I sighed, “Yeah, okay, shit. Let’s try some across the street.” He nodded and trotted over to the closest truck to get busy.
He completed three more vehicles, all of which had flagged antennas, all of which were bone dry. He wasn’t waiting for me to command him on to the next one now; he was gamely moving from vehicle to vehicle to see what could be had. I stepped out around the side of the bus and looked back down the street from the direction we had come, setting eyes on a sea of little, flagged antennas. I looked back up the road in the opposite direction and was met with the same situation. I thought there might be an antenna or two that was bare far off in the distance and pulled the M4 up to get a visual assist from the optic.
“Hey, we okay?” Davidson called from the doorway of the bus behind me.
“Yeah, it’s good. I’m just going blind in my old age.”

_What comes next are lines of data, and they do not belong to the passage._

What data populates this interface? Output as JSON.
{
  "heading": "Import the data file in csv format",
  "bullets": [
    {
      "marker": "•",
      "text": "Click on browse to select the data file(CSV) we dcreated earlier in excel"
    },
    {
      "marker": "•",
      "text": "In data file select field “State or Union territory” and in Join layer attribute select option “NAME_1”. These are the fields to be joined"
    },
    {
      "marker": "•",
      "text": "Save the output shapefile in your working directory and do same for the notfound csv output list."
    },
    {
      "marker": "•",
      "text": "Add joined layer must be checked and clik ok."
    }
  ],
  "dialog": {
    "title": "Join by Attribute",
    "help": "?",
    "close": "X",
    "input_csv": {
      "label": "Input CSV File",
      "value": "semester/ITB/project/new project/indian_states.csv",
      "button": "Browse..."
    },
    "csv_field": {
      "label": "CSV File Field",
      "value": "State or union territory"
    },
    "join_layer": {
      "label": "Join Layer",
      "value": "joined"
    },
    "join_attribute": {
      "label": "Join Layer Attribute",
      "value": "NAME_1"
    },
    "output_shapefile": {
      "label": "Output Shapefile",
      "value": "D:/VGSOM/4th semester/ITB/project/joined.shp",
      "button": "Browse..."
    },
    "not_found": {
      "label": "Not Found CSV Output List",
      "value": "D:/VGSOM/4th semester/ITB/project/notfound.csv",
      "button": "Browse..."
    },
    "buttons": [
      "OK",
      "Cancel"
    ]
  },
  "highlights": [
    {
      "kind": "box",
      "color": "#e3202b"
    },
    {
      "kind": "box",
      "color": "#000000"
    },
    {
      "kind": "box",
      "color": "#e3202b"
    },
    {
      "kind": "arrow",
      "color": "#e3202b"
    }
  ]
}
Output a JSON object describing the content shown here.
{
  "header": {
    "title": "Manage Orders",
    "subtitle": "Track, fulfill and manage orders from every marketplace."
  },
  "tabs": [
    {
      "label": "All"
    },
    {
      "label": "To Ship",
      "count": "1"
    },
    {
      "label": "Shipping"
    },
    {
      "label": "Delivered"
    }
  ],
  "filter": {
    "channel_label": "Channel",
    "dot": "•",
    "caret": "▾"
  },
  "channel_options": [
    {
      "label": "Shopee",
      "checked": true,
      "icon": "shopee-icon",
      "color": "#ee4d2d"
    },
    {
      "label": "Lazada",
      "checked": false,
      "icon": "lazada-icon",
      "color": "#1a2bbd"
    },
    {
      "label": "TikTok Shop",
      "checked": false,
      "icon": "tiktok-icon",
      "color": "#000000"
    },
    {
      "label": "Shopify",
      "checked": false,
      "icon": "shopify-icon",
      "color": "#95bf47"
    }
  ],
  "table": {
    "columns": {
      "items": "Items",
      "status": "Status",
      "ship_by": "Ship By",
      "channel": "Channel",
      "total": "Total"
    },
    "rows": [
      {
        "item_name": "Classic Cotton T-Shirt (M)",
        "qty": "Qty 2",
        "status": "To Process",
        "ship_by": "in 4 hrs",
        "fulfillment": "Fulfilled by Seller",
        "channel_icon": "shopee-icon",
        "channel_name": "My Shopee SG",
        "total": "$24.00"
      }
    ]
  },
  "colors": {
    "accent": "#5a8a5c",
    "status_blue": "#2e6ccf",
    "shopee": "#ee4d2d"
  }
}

It was true; off in the distance, I could just make out some car antennas that had no sign of any duct tape along their length. I was just getting ready to call Oscar back to the bus when an unfamiliar, flat voice spoke off to my left.
“These have all been tapped. You’ll need to head a little further up.”
I swung hard in the direction of the voice, heart instantly jackhammering in my chest and finger hooking fast around the trigger of the rifle. I slammed into a cheek weld so hard that a bruise actually developed on my face later that day.
Without giving it a great deal of thought, I was already shouting, “Hands! Show me your goddamned hands, motherfucker!” It was only after I shouted this that I realized he already did have both of his hands held up in front of him, palms out in my direction.
He was leaning against the corner of a building as though he had just come from the alleyway behind it, and yet what he said to me suggested he had been watching us at least a little while. He was dressed lightly, probably owing to the warm season (we were either in July or August during this time, but I can’t remember for sure anymore); he was wearing some jeans, a heavy set of hiking boots, and a plain, white T-shirt. He had a full beard that was just beginning to look wooly and a thick head of long, straight hair that was held out of his eyes by a red bandanna tied 1980s-style above his ears and eyebrows. He appeared to be in good physical shape, with noticeable muscular definition visible through his shirt at the shoulders and neck. He stood there, maybe thirty feet away from me, as calm as you please with his hands held out like he wanted to play Patty Cake.